21 de junio de 2009

Julieta preguntó por su abuelo.

Con su falta de inhibición y prejuicios interrumpió mi concentración haciendo girar la silla donde estaba sentado. Sin compasión se acomodó sobre mis rodillas y, omitiendo los preámbulos, me preguntó cómo había sido el abuelo. Tomé una de sus manos y, haciendo míos los ojos de mi padre, pensé en cuanto la habría querido el viejo y le relaté algunos recuerdos.

Con el tiempo los detalles se diluyen. Los paseos en tranvía, las caminatas hasta el río y alguna matiné en el cine Moderno son como destellos dentro de una nebulosa que, aunque radiante, es dificil de escrutar.

Le conté que su trabajo no le dejaba mucho tiempo para compartir mis juegos y cuánto disfrutábamos de sus pocas horas de descanso, que con pasión me explicaba cómo debían estar "los cuernos de la luna" para hacer la siembra en la quinta del patio. Con "los cuernos para arriba" había que sembrar lechugas, perejil y "lo que tiene lo bueno arriba". Para los rabanitos, zanahorias "y cosas que crecen abajo" deberíamos esperar "los cuernos hacia abajo". Su astrología de barrio hacía caso omiso a definiciones de cuartos crecientes y menguantes.

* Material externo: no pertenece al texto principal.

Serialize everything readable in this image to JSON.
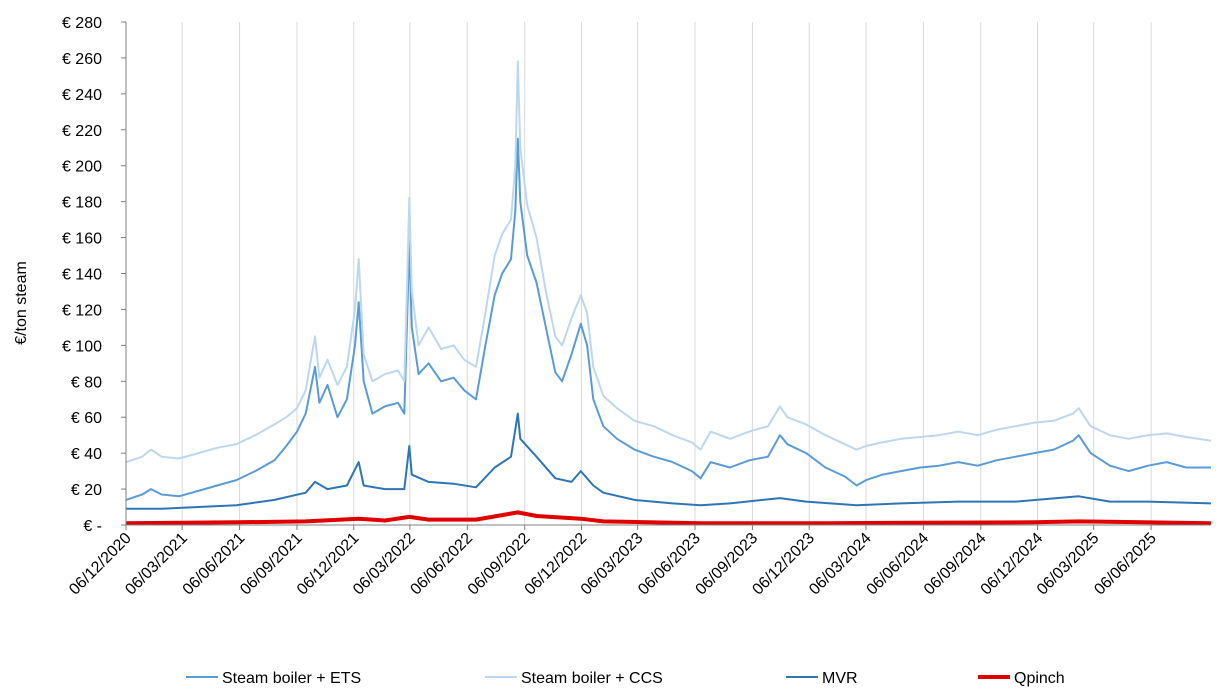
{
  "chart_data": {
    "type": "line",
    "title": "",
    "xlabel": "",
    "ylabel": "€/ton steam",
    "ylim": [
      0,
      280
    ],
    "yticks": [
      {
        "value": 0,
        "label": "€ -"
      },
      {
        "value": 20,
        "label": "€ 20"
      },
      {
        "value": 40,
        "label": "€ 40"
      },
      {
        "value": 60,
        "label": "€ 60"
      },
      {
        "value": 80,
        "label": "€ 80"
      },
      {
        "value": 100,
        "label": "€ 100"
      },
      {
        "value": 120,
        "label": "€ 120"
      },
      {
        "value": 140,
        "label": "€ 140"
      },
      {
        "value": 160,
        "label": "€ 160"
      },
      {
        "value": 180,
        "label": "€ 180"
      },
      {
        "value": 200,
        "label": "€ 200"
      },
      {
        "value": 220,
        "label": "€ 220"
      },
      {
        "value": 240,
        "label": "€ 240"
      },
      {
        "value": 260,
        "label": "€ 260"
      },
      {
        "value": 280,
        "label": "€ 280"
      }
    ],
    "xlim": [
      "2020-12-06",
      "2025-09-10"
    ],
    "xticks": [
      {
        "date": "2020-12-06",
        "label": "06/12/2020"
      },
      {
        "date": "2021-03-06",
        "label": "06/03/2021"
      },
      {
        "date": "2021-06-06",
        "label": "06/06/2021"
      },
      {
        "date": "2021-09-06",
        "label": "06/09/2021"
      },
      {
        "date": "2021-12-06",
        "label": "06/12/2021"
      },
      {
        "date": "2022-03-06",
        "label": "06/03/2022"
      },
      {
        "date": "2022-06-06",
        "label": "06/06/2022"
      },
      {
        "date": "2022-09-06",
        "label": "06/09/2022"
      },
      {
        "date": "2022-12-06",
        "label": "06/12/2022"
      },
      {
        "date": "2023-03-06",
        "label": "06/03/2023"
      },
      {
        "date": "2023-06-06",
        "label": "06/06/2023"
      },
      {
        "date": "2023-09-06",
        "label": "06/09/2023"
      },
      {
        "date": "2023-12-06",
        "label": "06/12/2023"
      },
      {
        "date": "2024-03-06",
        "label": "06/03/2024"
      },
      {
        "date": "2024-06-06",
        "label": "06/06/2024"
      },
      {
        "date": "2024-09-06",
        "label": "06/09/2024"
      },
      {
        "date": "2024-12-06",
        "label": "06/12/2024"
      },
      {
        "date": "2025-03-06",
        "label": "06/03/2025"
      },
      {
        "date": "2025-06-06",
        "label": "06/06/2025"
      }
    ],
    "grid": {
      "vertical": true,
      "horizontal": false
    },
    "legend_position": "bottom",
    "series": [
      {
        "name": "Steam boiler + ETS",
        "color": "#5b9bd5",
        "width": 2,
        "points": [
          [
            "2020-12-06",
            14
          ],
          [
            "2021-01-01",
            17
          ],
          [
            "2021-01-15",
            20
          ],
          [
            "2021-02-01",
            17
          ],
          [
            "2021-03-01",
            16
          ],
          [
            "2021-04-01",
            19
          ],
          [
            "2021-05-01",
            22
          ],
          [
            "2021-06-01",
            25
          ],
          [
            "2021-07-01",
            30
          ],
          [
            "2021-08-01",
            36
          ],
          [
            "2021-08-20",
            44
          ],
          [
            "2021-09-06",
            52
          ],
          [
            "2021-09-20",
            62
          ],
          [
            "2021-10-05",
            88
          ],
          [
            "2021-10-12",
            68
          ],
          [
            "2021-10-25",
            78
          ],
          [
            "2021-11-10",
            60
          ],
          [
            "2021-11-25",
            70
          ],
          [
            "2021-12-08",
            100
          ],
          [
            "2021-12-14",
            124
          ],
          [
            "2021-12-22",
            80
          ],
          [
            "2022-01-05",
            62
          ],
          [
            "2022-01-25",
            66
          ],
          [
            "2022-02-15",
            68
          ],
          [
            "2022-02-25",
            62
          ],
          [
            "2022-03-02",
            120
          ],
          [
            "2022-03-05",
            158
          ],
          [
            "2022-03-09",
            110
          ],
          [
            "2022-03-20",
            84
          ],
          [
            "2022-04-05",
            90
          ],
          [
            "2022-04-25",
            80
          ],
          [
            "2022-05-15",
            82
          ],
          [
            "2022-06-01",
            75
          ],
          [
            "2022-06-20",
            70
          ],
          [
            "2022-07-05",
            100
          ],
          [
            "2022-07-20",
            128
          ],
          [
            "2022-08-01",
            140
          ],
          [
            "2022-08-15",
            148
          ],
          [
            "2022-08-22",
            175
          ],
          [
            "2022-08-26",
            215
          ],
          [
            "2022-08-30",
            180
          ],
          [
            "2022-09-10",
            150
          ],
          [
            "2022-09-25",
            135
          ],
          [
            "2022-10-10",
            110
          ],
          [
            "2022-10-25",
            85
          ],
          [
            "2022-11-05",
            80
          ],
          [
            "2022-11-20",
            95
          ],
          [
            "2022-12-05",
            112
          ],
          [
            "2022-12-15",
            100
          ],
          [
            "2022-12-25",
            70
          ],
          [
            "2023-01-10",
            55
          ],
          [
            "2023-02-01",
            48
          ],
          [
            "2023-03-01",
            42
          ],
          [
            "2023-04-01",
            38
          ],
          [
            "2023-05-01",
            35
          ],
          [
            "2023-06-01",
            30
          ],
          [
            "2023-06-15",
            26
          ],
          [
            "2023-07-01",
            35
          ],
          [
            "2023-08-01",
            32
          ],
          [
            "2023-09-01",
            36
          ],
          [
            "2023-10-01",
            38
          ],
          [
            "2023-10-20",
            50
          ],
          [
            "2023-11-01",
            45
          ],
          [
            "2023-12-01",
            40
          ],
          [
            "2024-01-01",
            32
          ],
          [
            "2024-02-01",
            27
          ],
          [
            "2024-02-20",
            22
          ],
          [
            "2024-03-06",
            25
          ],
          [
            "2024-04-01",
            28
          ],
          [
            "2024-05-01",
            30
          ],
          [
            "2024-06-01",
            32
          ],
          [
            "2024-07-01",
            33
          ],
          [
            "2024-08-01",
            35
          ],
          [
            "2024-09-01",
            33
          ],
          [
            "2024-10-01",
            36
          ],
          [
            "2024-11-01",
            38
          ],
          [
            "2024-12-01",
            40
          ],
          [
            "2025-01-01",
            42
          ],
          [
            "2025-02-01",
            47
          ],
          [
            "2025-02-10",
            50
          ],
          [
            "2025-03-01",
            40
          ],
          [
            "2025-04-01",
            33
          ],
          [
            "2025-05-01",
            30
          ],
          [
            "2025-06-01",
            33
          ],
          [
            "2025-07-01",
            35
          ],
          [
            "2025-08-01",
            32
          ],
          [
            "2025-09-10",
            32
          ]
        ]
      },
      {
        "name": "Steam boiler + CCS",
        "color": "#bdd7ee",
        "width": 2,
        "points": [
          [
            "2020-12-06",
            35
          ],
          [
            "2021-01-01",
            38
          ],
          [
            "2021-01-15",
            42
          ],
          [
            "2021-02-01",
            38
          ],
          [
            "2021-03-01",
            37
          ],
          [
            "2021-04-01",
            40
          ],
          [
            "2021-05-01",
            43
          ],
          [
            "2021-06-01",
            45
          ],
          [
            "2021-07-01",
            50
          ],
          [
            "2021-08-01",
            56
          ],
          [
            "2021-08-20",
            60
          ],
          [
            "2021-09-06",
            65
          ],
          [
            "2021-09-20",
            75
          ],
          [
            "2021-10-05",
            105
          ],
          [
            "2021-10-12",
            82
          ],
          [
            "2021-10-25",
            92
          ],
          [
            "2021-11-10",
            78
          ],
          [
            "2021-11-25",
            88
          ],
          [
            "2021-12-08",
            120
          ],
          [
            "2021-12-14",
            148
          ],
          [
            "2021-12-22",
            95
          ],
          [
            "2022-01-05",
            80
          ],
          [
            "2022-01-25",
            84
          ],
          [
            "2022-02-15",
            86
          ],
          [
            "2022-02-25",
            80
          ],
          [
            "2022-03-02",
            140
          ],
          [
            "2022-03-05",
            182
          ],
          [
            "2022-03-09",
            130
          ],
          [
            "2022-03-20",
            100
          ],
          [
            "2022-04-05",
            110
          ],
          [
            "2022-04-25",
            98
          ],
          [
            "2022-05-15",
            100
          ],
          [
            "2022-06-01",
            92
          ],
          [
            "2022-06-20",
            88
          ],
          [
            "2022-07-05",
            118
          ],
          [
            "2022-07-20",
            150
          ],
          [
            "2022-08-01",
            162
          ],
          [
            "2022-08-15",
            170
          ],
          [
            "2022-08-22",
            200
          ],
          [
            "2022-08-26",
            258
          ],
          [
            "2022-08-30",
            210
          ],
          [
            "2022-09-10",
            178
          ],
          [
            "2022-09-25",
            160
          ],
          [
            "2022-10-10",
            130
          ],
          [
            "2022-10-25",
            105
          ],
          [
            "2022-11-05",
            100
          ],
          [
            "2022-11-20",
            115
          ],
          [
            "2022-12-05",
            128
          ],
          [
            "2022-12-15",
            118
          ],
          [
            "2022-12-25",
            88
          ],
          [
            "2023-01-10",
            72
          ],
          [
            "2023-02-01",
            65
          ],
          [
            "2023-03-01",
            58
          ],
          [
            "2023-04-01",
            55
          ],
          [
            "2023-05-01",
            50
          ],
          [
            "2023-06-01",
            46
          ],
          [
            "2023-06-15",
            42
          ],
          [
            "2023-07-01",
            52
          ],
          [
            "2023-08-01",
            48
          ],
          [
            "2023-09-01",
            52
          ],
          [
            "2023-10-01",
            55
          ],
          [
            "2023-10-20",
            66
          ],
          [
            "2023-11-01",
            60
          ],
          [
            "2023-12-01",
            56
          ],
          [
            "2024-01-01",
            50
          ],
          [
            "2024-02-01",
            45
          ],
          [
            "2024-02-20",
            42
          ],
          [
            "2024-03-06",
            44
          ],
          [
            "2024-04-01",
            46
          ],
          [
            "2024-05-01",
            48
          ],
          [
            "2024-06-01",
            49
          ],
          [
            "2024-07-01",
            50
          ],
          [
            "2024-08-01",
            52
          ],
          [
            "2024-09-01",
            50
          ],
          [
            "2024-10-01",
            53
          ],
          [
            "2024-11-01",
            55
          ],
          [
            "2024-12-01",
            57
          ],
          [
            "2025-01-01",
            58
          ],
          [
            "2025-02-01",
            62
          ],
          [
            "2025-02-10",
            65
          ],
          [
            "2025-03-01",
            55
          ],
          [
            "2025-04-01",
            50
          ],
          [
            "2025-05-01",
            48
          ],
          [
            "2025-06-01",
            50
          ],
          [
            "2025-07-01",
            51
          ],
          [
            "2025-08-01",
            49
          ],
          [
            "2025-09-10",
            47
          ]
        ]
      },
      {
        "name": "MVR",
        "color": "#2e75b6",
        "width": 2,
        "points": [
          [
            "2020-12-06",
            9
          ],
          [
            "2021-02-01",
            9
          ],
          [
            "2021-04-01",
            10
          ],
          [
            "2021-06-01",
            11
          ],
          [
            "2021-08-01",
            14
          ],
          [
            "2021-09-20",
            18
          ],
          [
            "2021-10-05",
            24
          ],
          [
            "2021-10-25",
            20
          ],
          [
            "2021-11-25",
            22
          ],
          [
            "2021-12-14",
            35
          ],
          [
            "2021-12-22",
            22
          ],
          [
            "2022-01-25",
            20
          ],
          [
            "2022-02-25",
            20
          ],
          [
            "2022-03-05",
            44
          ],
          [
            "2022-03-09",
            28
          ],
          [
            "2022-04-05",
            24
          ],
          [
            "2022-05-15",
            23
          ],
          [
            "2022-06-20",
            21
          ],
          [
            "2022-07-20",
            32
          ],
          [
            "2022-08-15",
            38
          ],
          [
            "2022-08-26",
            62
          ],
          [
            "2022-08-30",
            48
          ],
          [
            "2022-09-25",
            38
          ],
          [
            "2022-10-25",
            26
          ],
          [
            "2022-11-20",
            24
          ],
          [
            "2022-12-05",
            30
          ],
          [
            "2022-12-25",
            22
          ],
          [
            "2023-01-10",
            18
          ],
          [
            "2023-03-01",
            14
          ],
          [
            "2023-05-01",
            12
          ],
          [
            "2023-06-15",
            11
          ],
          [
            "2023-08-01",
            12
          ],
          [
            "2023-10-20",
            15
          ],
          [
            "2023-12-01",
            13
          ],
          [
            "2024-02-20",
            11
          ],
          [
            "2024-05-01",
            12
          ],
          [
            "2024-08-01",
            13
          ],
          [
            "2024-11-01",
            13
          ],
          [
            "2025-02-10",
            16
          ],
          [
            "2025-04-01",
            13
          ],
          [
            "2025-06-01",
            13
          ],
          [
            "2025-09-10",
            12
          ]
        ]
      },
      {
        "name": "Qpinch",
        "color": "#e00000",
        "width": 4,
        "points": [
          [
            "2020-12-06",
            1
          ],
          [
            "2021-06-01",
            1.5
          ],
          [
            "2021-09-20",
            2
          ],
          [
            "2021-12-14",
            3.5
          ],
          [
            "2022-01-25",
            2.5
          ],
          [
            "2022-03-05",
            4.5
          ],
          [
            "2022-04-05",
            3
          ],
          [
            "2022-06-20",
            3
          ],
          [
            "2022-08-26",
            7
          ],
          [
            "2022-09-25",
            5
          ],
          [
            "2022-12-05",
            3.5
          ],
          [
            "2023-01-10",
            2
          ],
          [
            "2023-06-15",
            1
          ],
          [
            "2024-01-01",
            1
          ],
          [
            "2024-12-01",
            1.5
          ],
          [
            "2025-02-10",
            2
          ],
          [
            "2025-09-10",
            1
          ]
        ]
      }
    ]
  }
}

Los detalles de algunas privaciones y el consuelo que trataba de darme cuando los Reyes Magos no dejaban al lado del pastito aquel juguete tan esperado, hicieron que la niña soltara mi mano y luego de quitar una lágrima de su mejilla retomara el apretón, ahora con más fuerza. Entonces decidí pasar por alto algunas imágenes en mi evocación y centrarme en tantas otras dulces anécdotas. Las corridas detrás del tambaleante aprendizaje con la bicicleta, la camiseta de River que nunca quise usar, el perro callejero que alimentábamos a escondidas de la vieja, la firma en silencio de algun exámen con nota baja con mi promesa de mejorarla y hasta el comprensivo reproche cuando me sorprendió con un "pucho" en la boca. Seguí desgranándole vivencias hasta que logré trocar su llanto en estentóreas carcajadas.

Mi hija interrumpió el monólogo y con su frescura adolescente me dijo -Yo lo quiero mucho al abuelo, no lo conocí pero era igual a vos.

Hice una pausa y bajé la mirada para que no descubriera que mis ojos se humedecían. Sin soltar su mano me tomé unos momentos para reflexionar sobre sus palabras. Ya repuesto de la emoción estaba dispuesto a filosofar acerca de que se aprende a ser padre teniendo hijos y que los niños no nacen con un manual de instrucciones bajo el brazo, cuando se levantó y antes de irse me advirtió -Este año no te puedo regalar nada porque estoy ahorrando para el viaje de estudios.

La espontaneidad de su juventud con sus cambios de ánimo me dejaron melancólico mirando el teclado, con palabras no dichas, con sentimientos amurallados, con ganas de volver a caminar entre vías y adoquines de la mano de mi padre. Ocultas nostalgias que debo capitalizar bajo el título de experiencia.